The future of diesel is very bright. Diesel power is the most efficient means we have today for transporting goods, and the cost to us all would simply be too great to move away from it now. What’s more, there is plenty of diesel fuel available and plenty of crude with which to make diesel, even in these challenging times.
Clean air, however, is the overriding and compelling issue now and for the future. As we better understand the health effects of pollution it will become an even more urgent concern. Once mothers start truly relating their children’s asthma attacks to air quality problems, for instance, there will be huge pressures brought to bear on society in general and industry in particular to eliminate toxic emissions from all sources.

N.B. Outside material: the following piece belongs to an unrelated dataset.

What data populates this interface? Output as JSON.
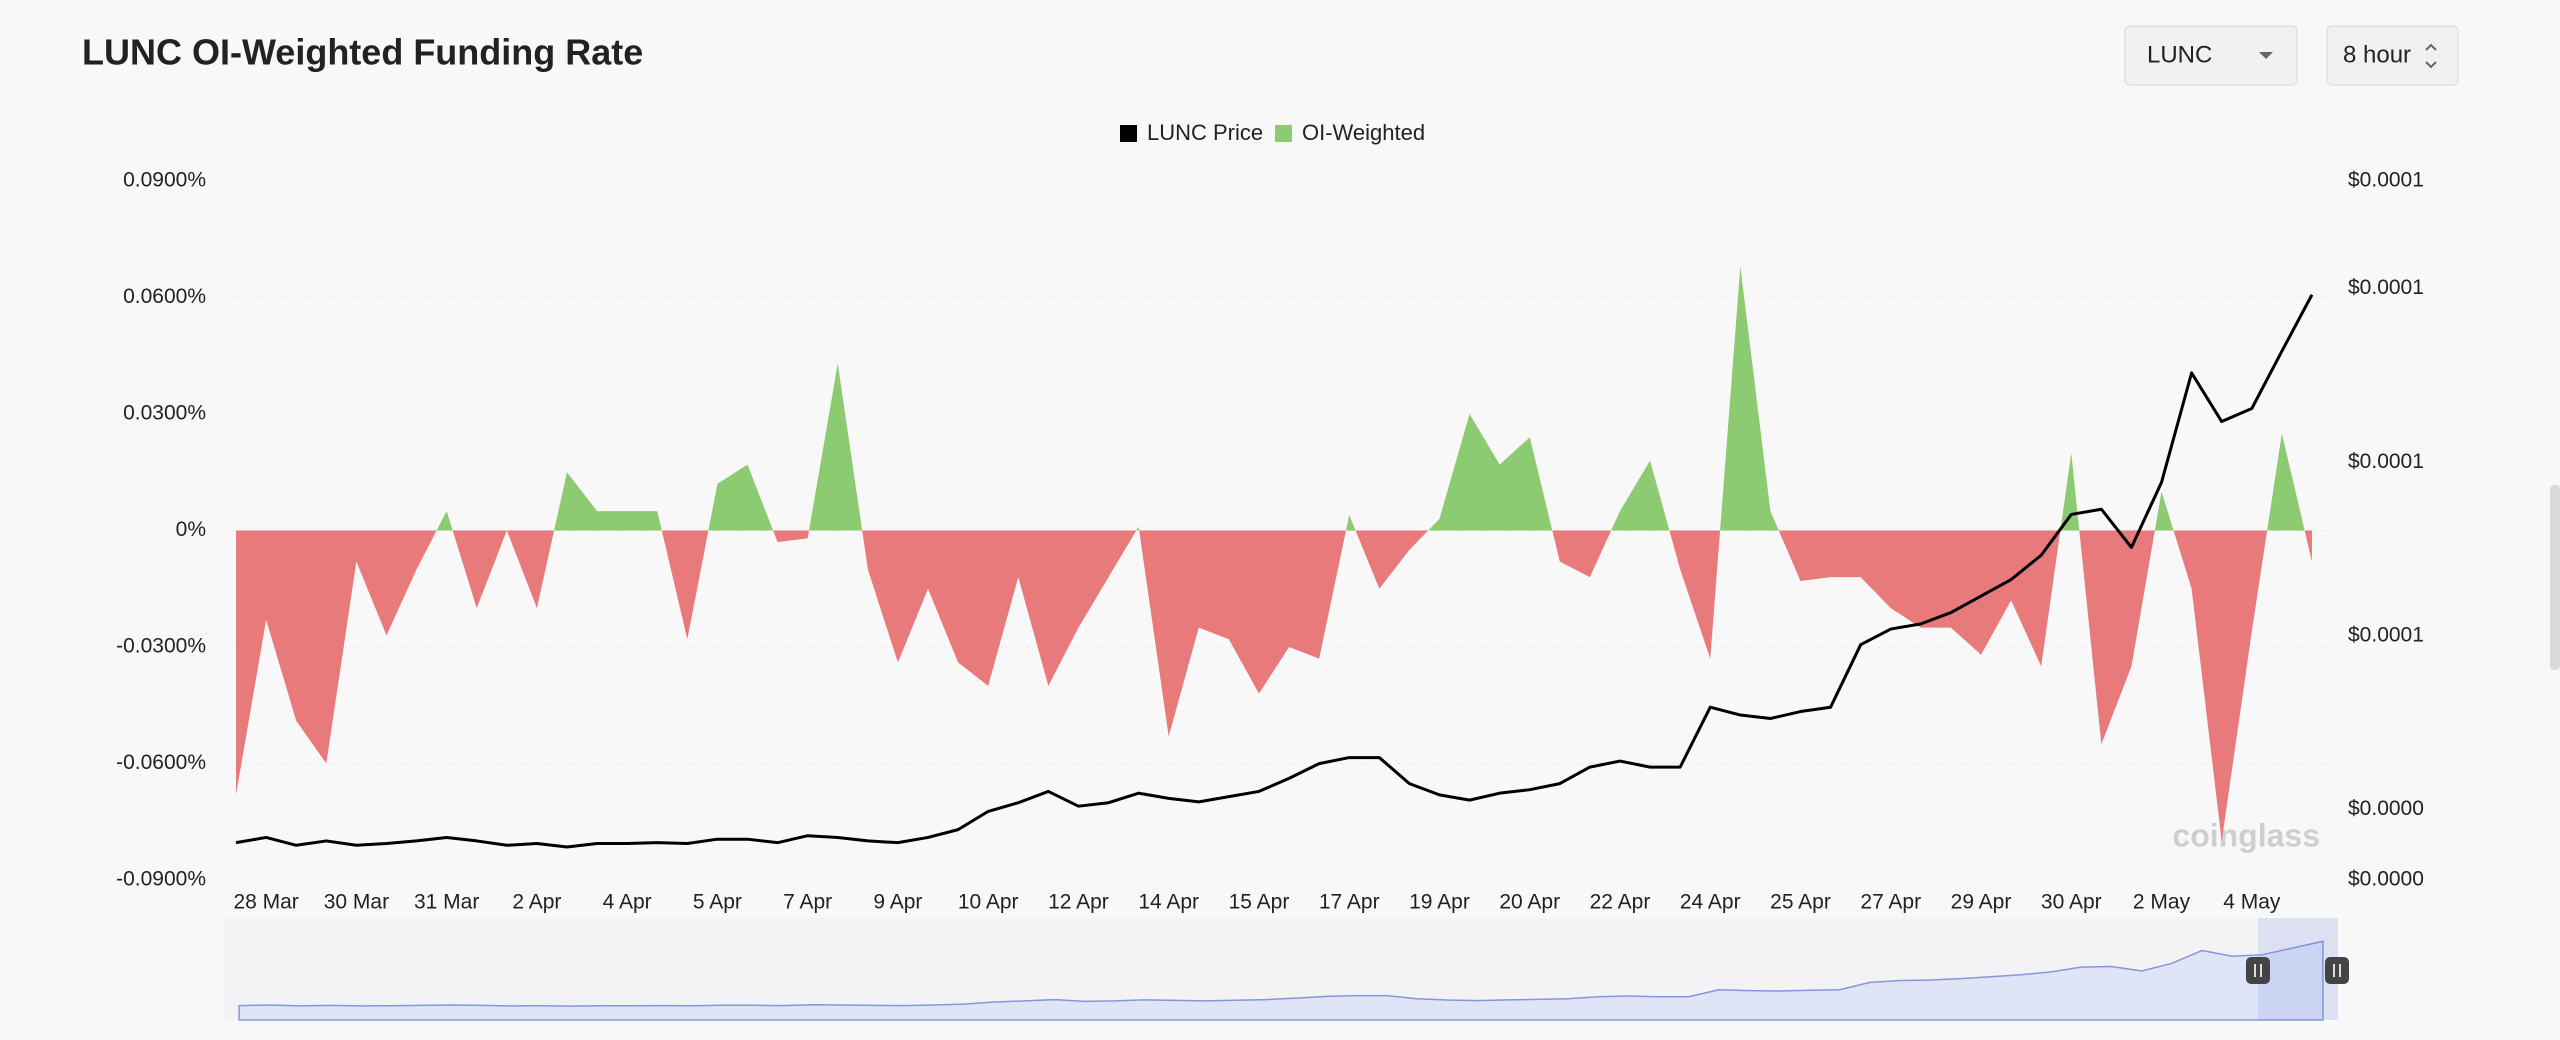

There has already been enormous progress made in reducing emissions from diesel engines, largely through modifications to the engines themselves. Even these quantum leaps forward, however, are still not enough.
We have to do more, but we have moved beyond the era where one size fits all—where we can add a filter or re-time engines in a way that will meet every need. Tomorrow’s solutions will be tailored to fit the clean air requirements of a particular region, the nature of the fleet operation, and the characteristics of the vehicles involved.

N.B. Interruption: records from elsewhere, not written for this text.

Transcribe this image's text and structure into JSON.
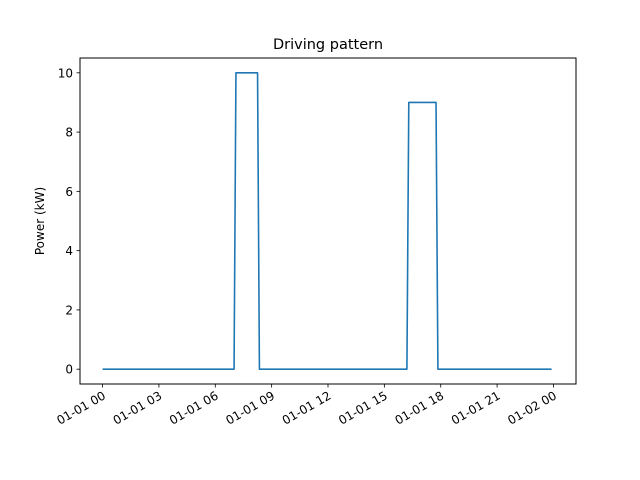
{
  "chart_data": {
    "type": "line",
    "title": "Driving pattern",
    "xlabel": "",
    "ylabel": "Power (kW)",
    "x_tick_labels": [
      "01-01 00",
      "01-01 03",
      "01-01 06",
      "01-01 09",
      "01-01 12",
      "01-01 15",
      "01-01 18",
      "01-01 21",
      "01-02 00"
    ],
    "x_tick_hours": [
      0,
      3,
      6,
      9,
      12,
      15,
      18,
      21,
      24
    ],
    "y_ticks": [
      0,
      2,
      4,
      6,
      8,
      10
    ],
    "xlim_hours": [
      -1.2,
      25.2
    ],
    "ylim": [
      -0.5,
      10.5
    ],
    "grid": false,
    "line_color": "#1f77b4",
    "series": [
      {
        "x_hours": [
          0,
          7.0,
          7.1,
          8.25,
          8.35,
          16.2,
          16.3,
          17.75,
          17.85,
          23.9
        ],
        "values": [
          0,
          0,
          10,
          10,
          0,
          0,
          9,
          9,
          0,
          0
        ]
      }
    ]
  }
}
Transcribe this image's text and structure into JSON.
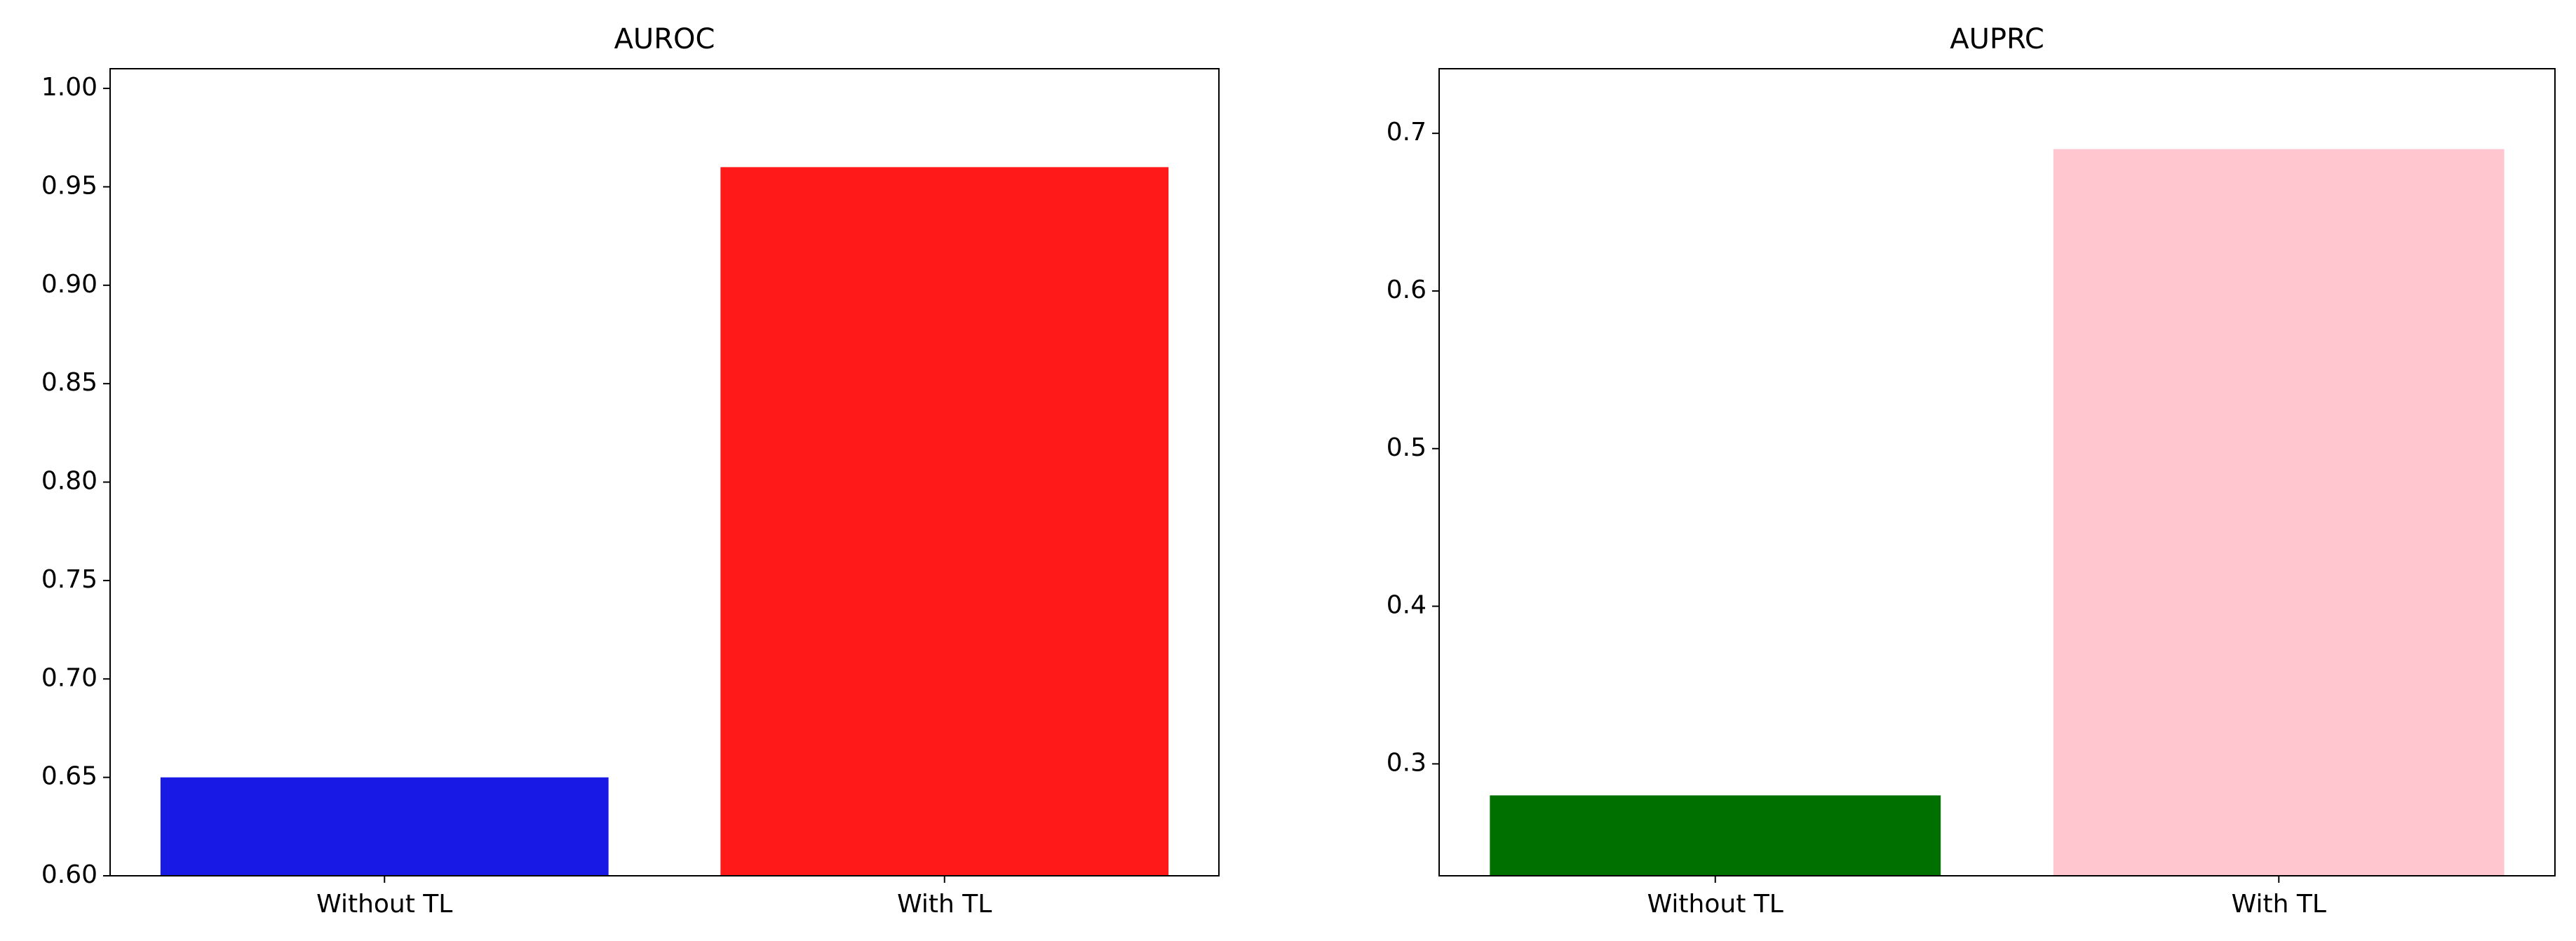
{
  "chart_data": [
    {
      "type": "bar",
      "title": "AUROC",
      "categories": [
        "Without TL",
        "With TL"
      ],
      "values": [
        0.65,
        0.96
      ],
      "colors": [
        "#1919e6",
        "#ff1919"
      ],
      "ylim": [
        0.6,
        1.01
      ],
      "yticks": [
        {
          "value": 0.6,
          "label": "0.60"
        },
        0.65,
        {
          "value": 0.7,
          "label": "0.70"
        },
        0.75,
        {
          "value": 0.8,
          "label": "0.80"
        },
        0.85,
        {
          "value": 0.9,
          "label": "0.90"
        },
        0.95,
        {
          "value": 1.0,
          "label": "1.00"
        }
      ]
    },
    {
      "type": "bar",
      "title": "AUPRC",
      "categories": [
        "Without TL",
        "With TL"
      ],
      "values": [
        0.28,
        0.69
      ],
      "colors": [
        "#007100",
        "#ffc6d0"
      ],
      "ylim": [
        0.229,
        0.741
      ],
      "yticks": [
        0.3,
        0.4,
        0.5,
        0.6,
        0.7
      ]
    }
  ]
}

These customized responses will require a holistic approach and a collaborative effort, a marriage of the strengths of engineering and chemistry. Together, we will provide “layered” answers to emissions problems, beginning with combustion modification technologies to keep toxic emissions from forming in the first place and moving on through aftertreatment options for cleaning up vehicle exhaust. New alliances and new levels of cooperation between fuel suppliers, additive suppliers, engine manufacturers, aftertreatment suppliers and truck OEMs will be a by-product of this initiative—even when it means sacrificing some control and sharing some formerly proprietary knowledge in order to achieve the common goal for the common good.
State and federal agencies will also play an important role. In California and Texas, for example, we have already been granted tax relief for our PuriNOx technology, which permits our blender partners to combine the additive package with regular diesel fuel and 20% water to create a fuel that reduces NOx emissions from compression ignition engines by up to 30% and particulate matter by up to 50%.

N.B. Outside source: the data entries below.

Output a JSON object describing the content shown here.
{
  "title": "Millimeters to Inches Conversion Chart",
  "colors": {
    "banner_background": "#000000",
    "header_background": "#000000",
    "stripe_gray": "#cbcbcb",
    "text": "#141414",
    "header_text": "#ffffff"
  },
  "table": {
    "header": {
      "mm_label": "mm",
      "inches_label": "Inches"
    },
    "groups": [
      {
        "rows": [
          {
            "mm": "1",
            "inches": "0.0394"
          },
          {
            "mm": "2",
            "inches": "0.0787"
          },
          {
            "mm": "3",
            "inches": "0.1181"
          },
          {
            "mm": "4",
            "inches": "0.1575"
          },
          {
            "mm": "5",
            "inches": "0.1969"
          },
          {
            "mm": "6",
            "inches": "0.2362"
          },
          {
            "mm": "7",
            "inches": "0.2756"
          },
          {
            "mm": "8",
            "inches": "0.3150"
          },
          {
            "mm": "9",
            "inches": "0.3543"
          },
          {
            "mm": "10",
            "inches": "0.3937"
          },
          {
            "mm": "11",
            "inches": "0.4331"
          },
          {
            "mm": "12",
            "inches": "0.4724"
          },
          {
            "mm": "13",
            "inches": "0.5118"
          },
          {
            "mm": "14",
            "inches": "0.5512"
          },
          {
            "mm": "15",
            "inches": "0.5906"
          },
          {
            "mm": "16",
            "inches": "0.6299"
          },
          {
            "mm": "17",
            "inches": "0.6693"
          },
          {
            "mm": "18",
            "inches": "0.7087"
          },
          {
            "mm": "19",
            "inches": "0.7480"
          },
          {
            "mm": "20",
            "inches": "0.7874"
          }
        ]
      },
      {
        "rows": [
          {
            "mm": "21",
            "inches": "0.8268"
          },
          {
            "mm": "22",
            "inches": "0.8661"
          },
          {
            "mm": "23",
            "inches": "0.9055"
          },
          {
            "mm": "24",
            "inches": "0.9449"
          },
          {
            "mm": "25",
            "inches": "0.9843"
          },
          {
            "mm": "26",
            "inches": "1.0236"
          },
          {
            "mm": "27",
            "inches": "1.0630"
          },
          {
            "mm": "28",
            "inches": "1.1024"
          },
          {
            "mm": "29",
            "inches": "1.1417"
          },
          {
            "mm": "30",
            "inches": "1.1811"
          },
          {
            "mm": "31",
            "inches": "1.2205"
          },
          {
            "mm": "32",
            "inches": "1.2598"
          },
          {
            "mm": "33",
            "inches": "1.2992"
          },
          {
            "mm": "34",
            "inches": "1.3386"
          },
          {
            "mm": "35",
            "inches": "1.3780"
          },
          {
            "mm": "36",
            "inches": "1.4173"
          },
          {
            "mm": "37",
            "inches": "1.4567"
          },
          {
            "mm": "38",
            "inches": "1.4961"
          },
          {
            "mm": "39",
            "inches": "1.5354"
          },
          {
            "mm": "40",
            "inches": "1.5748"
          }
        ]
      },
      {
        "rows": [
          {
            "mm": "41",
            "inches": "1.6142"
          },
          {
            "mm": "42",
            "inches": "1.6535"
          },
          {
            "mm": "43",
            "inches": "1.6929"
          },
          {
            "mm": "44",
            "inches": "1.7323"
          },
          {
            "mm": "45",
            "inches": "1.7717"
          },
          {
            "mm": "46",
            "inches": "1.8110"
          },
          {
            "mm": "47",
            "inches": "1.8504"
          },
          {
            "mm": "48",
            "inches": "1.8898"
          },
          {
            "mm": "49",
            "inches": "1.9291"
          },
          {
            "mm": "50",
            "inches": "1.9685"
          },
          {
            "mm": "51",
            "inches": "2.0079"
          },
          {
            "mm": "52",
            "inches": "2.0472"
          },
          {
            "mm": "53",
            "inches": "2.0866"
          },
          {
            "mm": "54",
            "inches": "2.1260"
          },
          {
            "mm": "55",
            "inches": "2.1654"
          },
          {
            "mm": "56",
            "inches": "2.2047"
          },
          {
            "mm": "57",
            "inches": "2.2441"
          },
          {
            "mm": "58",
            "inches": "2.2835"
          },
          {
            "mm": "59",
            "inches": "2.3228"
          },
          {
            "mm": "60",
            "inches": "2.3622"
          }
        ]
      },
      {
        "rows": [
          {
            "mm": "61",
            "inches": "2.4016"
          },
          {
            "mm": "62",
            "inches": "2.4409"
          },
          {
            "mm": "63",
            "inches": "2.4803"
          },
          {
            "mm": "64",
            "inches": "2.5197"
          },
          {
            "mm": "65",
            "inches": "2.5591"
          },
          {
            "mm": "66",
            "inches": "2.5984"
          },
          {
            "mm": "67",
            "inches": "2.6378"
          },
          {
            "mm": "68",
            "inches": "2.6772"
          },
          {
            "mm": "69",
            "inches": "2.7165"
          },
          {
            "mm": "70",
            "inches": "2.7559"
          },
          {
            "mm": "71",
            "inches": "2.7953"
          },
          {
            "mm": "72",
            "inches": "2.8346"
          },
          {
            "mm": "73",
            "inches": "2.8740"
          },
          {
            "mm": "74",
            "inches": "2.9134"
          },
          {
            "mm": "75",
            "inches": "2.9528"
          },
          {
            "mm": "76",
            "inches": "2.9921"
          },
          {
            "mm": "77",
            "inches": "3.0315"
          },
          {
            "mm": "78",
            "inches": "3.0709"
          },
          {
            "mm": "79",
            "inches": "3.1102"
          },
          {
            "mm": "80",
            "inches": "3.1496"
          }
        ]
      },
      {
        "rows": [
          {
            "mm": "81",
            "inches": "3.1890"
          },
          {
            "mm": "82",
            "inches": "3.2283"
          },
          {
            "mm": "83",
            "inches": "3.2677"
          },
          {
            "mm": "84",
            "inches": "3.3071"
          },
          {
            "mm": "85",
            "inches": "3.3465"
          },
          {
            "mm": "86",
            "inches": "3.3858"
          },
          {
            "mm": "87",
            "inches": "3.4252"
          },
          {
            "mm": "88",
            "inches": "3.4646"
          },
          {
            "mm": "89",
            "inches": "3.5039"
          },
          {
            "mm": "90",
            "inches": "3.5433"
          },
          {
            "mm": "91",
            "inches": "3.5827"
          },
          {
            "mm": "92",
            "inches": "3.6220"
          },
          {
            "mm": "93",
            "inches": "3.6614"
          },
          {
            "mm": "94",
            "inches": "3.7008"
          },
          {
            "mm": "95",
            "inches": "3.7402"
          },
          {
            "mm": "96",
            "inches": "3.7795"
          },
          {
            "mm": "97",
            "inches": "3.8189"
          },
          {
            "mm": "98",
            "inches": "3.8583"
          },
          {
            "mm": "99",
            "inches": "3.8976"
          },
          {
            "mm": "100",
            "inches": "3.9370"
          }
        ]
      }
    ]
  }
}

By removing the tax on the water portion of the fuel, these states brought the equivalent of a 3¢ per gallon retail price savings to fleets in California and a 4¢ per gallon savings to customers in Texas. The California Air Resources Board (CARB) has also verified the PuriNOx technology and has made millions of dollars in grant money available directly to Lubrizol and to qualifying fleets (through various programs) to encourage companies to implement clean air solutions.
Our vision statement at Lubrizol is: “Fluid technologies for a better world.” Working to help make sure there will be clean air for people to breathe is one way to realize that goal.